Flushing is about visibility and seeing on the disk what the search provider could commit. It does not flush deletes or call file sync. Flushing is part of what allows for NRT (Near Realtime indexing).

Commit policies are the idea of telling the provider when it will finally commit documents into a persistent state so that if the application was to crash or the computer was to power down that you would be able to still search for those documents in the index when the application was started again. Common policies are to commit by document count, time, amount of ram buffered or document size count but in essence you have full control over the logic of when a commit will happen.

<commitPolicy hint="raw:SetCommitPolicy">
  <policy type="Sitecore.ContentSearch.TimeIntervalCommitPolicy, Sitecore.ContentSearch" />
</commitPolicy>
<commitPolicyExecutor hint="raw:SetCommitPolicyExecutor">
  <policyExecutor type="Sitecore.ContentSearch.CommitPolicyExecutor, Sitecore.ContentSearch" />
</commitPolicyExecutor>

There are two parts that make up the Commit and that is the policy and the executor.

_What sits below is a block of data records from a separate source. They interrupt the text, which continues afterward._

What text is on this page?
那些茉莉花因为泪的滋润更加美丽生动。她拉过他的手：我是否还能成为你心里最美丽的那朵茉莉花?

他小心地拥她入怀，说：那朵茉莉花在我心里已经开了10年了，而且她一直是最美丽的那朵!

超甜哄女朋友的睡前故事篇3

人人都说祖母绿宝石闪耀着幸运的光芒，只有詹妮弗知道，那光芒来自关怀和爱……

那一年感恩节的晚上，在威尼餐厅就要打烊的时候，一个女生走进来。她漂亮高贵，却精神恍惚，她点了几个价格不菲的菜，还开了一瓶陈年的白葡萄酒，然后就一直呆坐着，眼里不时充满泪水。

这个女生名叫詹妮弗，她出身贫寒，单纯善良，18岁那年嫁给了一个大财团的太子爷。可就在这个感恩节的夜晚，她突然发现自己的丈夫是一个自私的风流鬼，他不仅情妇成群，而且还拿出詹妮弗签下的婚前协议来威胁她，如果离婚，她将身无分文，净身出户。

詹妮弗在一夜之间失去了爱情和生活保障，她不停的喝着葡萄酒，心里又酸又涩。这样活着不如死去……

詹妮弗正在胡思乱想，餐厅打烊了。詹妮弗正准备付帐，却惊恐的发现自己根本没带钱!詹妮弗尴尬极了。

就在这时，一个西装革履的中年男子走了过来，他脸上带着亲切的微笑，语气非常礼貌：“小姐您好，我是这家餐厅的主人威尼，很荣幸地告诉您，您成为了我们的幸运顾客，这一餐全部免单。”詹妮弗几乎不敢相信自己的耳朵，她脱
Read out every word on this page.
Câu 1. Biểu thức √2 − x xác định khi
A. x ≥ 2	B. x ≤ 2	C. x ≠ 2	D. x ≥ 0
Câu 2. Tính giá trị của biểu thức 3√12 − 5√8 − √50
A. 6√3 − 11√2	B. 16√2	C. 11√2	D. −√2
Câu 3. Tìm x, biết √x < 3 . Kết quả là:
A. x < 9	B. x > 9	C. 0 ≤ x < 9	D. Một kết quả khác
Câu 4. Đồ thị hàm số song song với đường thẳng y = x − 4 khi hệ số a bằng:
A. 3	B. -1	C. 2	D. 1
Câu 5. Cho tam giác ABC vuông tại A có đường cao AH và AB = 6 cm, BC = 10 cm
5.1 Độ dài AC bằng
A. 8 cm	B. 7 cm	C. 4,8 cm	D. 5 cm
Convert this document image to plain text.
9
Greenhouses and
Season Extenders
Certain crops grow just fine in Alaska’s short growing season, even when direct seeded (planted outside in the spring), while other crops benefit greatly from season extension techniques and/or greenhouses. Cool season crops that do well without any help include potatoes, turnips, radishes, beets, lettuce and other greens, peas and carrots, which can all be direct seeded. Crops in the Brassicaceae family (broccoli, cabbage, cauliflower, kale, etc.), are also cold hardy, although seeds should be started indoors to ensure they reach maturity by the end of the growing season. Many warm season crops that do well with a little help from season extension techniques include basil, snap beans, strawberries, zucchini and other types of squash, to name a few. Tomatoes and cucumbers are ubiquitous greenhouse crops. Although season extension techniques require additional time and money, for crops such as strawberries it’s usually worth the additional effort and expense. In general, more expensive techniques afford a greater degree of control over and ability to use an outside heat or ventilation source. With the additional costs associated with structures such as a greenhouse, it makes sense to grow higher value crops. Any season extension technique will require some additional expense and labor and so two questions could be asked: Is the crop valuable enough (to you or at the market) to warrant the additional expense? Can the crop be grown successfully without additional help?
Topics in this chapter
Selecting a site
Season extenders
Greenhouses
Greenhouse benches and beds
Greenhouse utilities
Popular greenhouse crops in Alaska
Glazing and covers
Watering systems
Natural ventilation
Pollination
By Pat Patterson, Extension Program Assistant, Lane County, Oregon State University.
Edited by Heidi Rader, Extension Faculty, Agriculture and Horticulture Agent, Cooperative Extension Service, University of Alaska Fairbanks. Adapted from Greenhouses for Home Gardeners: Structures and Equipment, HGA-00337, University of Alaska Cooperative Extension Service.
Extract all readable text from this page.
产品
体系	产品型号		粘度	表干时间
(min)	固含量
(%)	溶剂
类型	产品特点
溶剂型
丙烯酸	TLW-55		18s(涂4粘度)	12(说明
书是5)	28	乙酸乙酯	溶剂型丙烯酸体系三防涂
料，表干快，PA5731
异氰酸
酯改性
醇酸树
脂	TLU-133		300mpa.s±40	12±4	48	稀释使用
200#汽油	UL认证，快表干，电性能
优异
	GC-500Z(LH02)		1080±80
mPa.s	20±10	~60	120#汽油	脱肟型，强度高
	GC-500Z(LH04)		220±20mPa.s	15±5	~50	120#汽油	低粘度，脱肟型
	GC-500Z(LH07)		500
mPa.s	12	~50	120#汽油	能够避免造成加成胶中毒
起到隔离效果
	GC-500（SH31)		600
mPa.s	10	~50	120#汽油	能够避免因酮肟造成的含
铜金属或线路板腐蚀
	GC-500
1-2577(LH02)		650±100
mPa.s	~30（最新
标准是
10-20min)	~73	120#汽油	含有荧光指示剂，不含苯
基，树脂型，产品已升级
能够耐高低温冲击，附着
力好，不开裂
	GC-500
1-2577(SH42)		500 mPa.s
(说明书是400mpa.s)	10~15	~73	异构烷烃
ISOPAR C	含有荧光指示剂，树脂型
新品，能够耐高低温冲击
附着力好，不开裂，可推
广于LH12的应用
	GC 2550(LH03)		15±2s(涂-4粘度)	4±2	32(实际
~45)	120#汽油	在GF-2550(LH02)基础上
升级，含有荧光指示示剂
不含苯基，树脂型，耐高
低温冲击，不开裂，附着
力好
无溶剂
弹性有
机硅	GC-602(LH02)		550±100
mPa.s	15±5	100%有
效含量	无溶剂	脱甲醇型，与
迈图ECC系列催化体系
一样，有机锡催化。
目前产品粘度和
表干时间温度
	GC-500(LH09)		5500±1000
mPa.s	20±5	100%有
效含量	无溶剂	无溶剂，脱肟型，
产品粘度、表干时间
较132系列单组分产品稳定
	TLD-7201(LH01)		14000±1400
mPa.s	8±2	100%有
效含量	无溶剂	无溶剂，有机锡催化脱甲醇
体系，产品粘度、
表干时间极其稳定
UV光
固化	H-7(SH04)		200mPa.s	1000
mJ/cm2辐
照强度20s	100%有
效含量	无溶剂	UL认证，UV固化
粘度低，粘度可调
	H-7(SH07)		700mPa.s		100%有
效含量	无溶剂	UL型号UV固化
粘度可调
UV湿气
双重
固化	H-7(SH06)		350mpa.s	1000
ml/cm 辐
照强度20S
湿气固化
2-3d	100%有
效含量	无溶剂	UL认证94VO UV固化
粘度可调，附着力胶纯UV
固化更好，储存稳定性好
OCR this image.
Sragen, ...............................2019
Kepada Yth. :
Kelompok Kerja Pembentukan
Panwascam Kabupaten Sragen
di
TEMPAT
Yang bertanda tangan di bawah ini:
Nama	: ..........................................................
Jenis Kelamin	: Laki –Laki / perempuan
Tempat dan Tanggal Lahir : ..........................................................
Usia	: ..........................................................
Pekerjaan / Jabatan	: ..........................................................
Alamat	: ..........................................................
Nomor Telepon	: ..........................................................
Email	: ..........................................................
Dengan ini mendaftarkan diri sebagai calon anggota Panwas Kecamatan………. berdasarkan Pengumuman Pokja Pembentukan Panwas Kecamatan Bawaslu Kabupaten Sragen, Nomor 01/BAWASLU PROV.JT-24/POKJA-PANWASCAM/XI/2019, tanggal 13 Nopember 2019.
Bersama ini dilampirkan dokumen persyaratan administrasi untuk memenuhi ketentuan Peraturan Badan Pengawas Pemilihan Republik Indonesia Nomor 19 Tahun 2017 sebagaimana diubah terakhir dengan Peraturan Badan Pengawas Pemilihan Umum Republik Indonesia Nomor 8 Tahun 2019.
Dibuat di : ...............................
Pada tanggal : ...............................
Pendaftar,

The policy simply triggers the executor to do its work.

public class TimeIntervalCommitPolicy : ICommitPolicy, IDisposable, ISearchIndexInitializable
{
    private int count;
    private ISearchIndex index;

    //Commit Every 3 Minutes
    private TimeSpan interval   = new TimeSpan(0, 0, 3, 0);
    private DateTime lastCommit = DateTime.Now;

    public void Committed()
    {
        this.lastCommit = DateTime.Now;
        this.count      = 0;
    }

    public void Dispose()
    {
    }

    public void IndexModified(IndexOperation operation)
    {
        this.count++;
    }

    public void Initialize(ISearchIndex searchIndex)
    {
        this.index = searchIndex;
    }

    //The Executor is listening for this to be true
    public bool ShouldCommit
    {
        get
        {
            if (this.count > 0)
            {
                bool flag = this.lastCommit.Add(this.interval) <= DateTime.Now;
                if (flag)
                {
                    CrawlingLog.Log.Info(string.Format("[Index={0}] TimeIntervalCommitPolicy.ShouldCommit - Time Limit Exceeded, lastCommit={1}, count={2}", this.index.Name, this.lastCommit, this.count), null);
                }

                return flag;
            }

            this.lastCommit = DateTime.Now;
            return false;
       }
    }
}   

Let's look at the Commit Executor

public class CommitPolicyExecutor : ICommitPolicyExecutor
{
    public void Committed(IProviderUpdateContext context)
    {
        context.CommitPolicy.Committed();
    }

    public void IndexModified(IProviderUpdateContext context, IndexOperation operation)
    {
        context.CommitPolicy.IndexModified(operation);
        lock (this)
        {
            if (context.CommitPolicy.ShouldCommit)
            {
                context.Commit();
            }
        }
    }
}

Sitecore 7 has set the time-based commit policy for all indexes by default simply because it is recommended by both providers that this is best practice. Currently you can only set one commit policy per index but you could easily create a policy that was a combination of time and document count dependant. One thing you will have to design into your index architecture is that you may want to have separate indexes for handling part of your media library that has large files and have other sharded indexes that commit on a time based schedule. This could be useful if you are storing very large files such as ISO files. Although not available out of the box with Sitecore 7 you may even want to integrate the rules engine to determine when to commit documents to an index. This could involve building conditions such as

  • Commit at certain time intervals
  • Commit at a certain part of the day
  • Commit if there is an upcoming scheduled server shutdown
  • Commit using Global.asax events such as Application_End

The actions would be something like

  • Commit
  • Merge and Commit
  • Commit and Optimize

Our advice is to choose the commit policy that makes sense at an index level and don't just assume that the default is the best for your requirements. For example, one of our MVP's has worked on a site that was indexing 1GB+ files and hence a policy that commits on file size would make much more sense than on document count.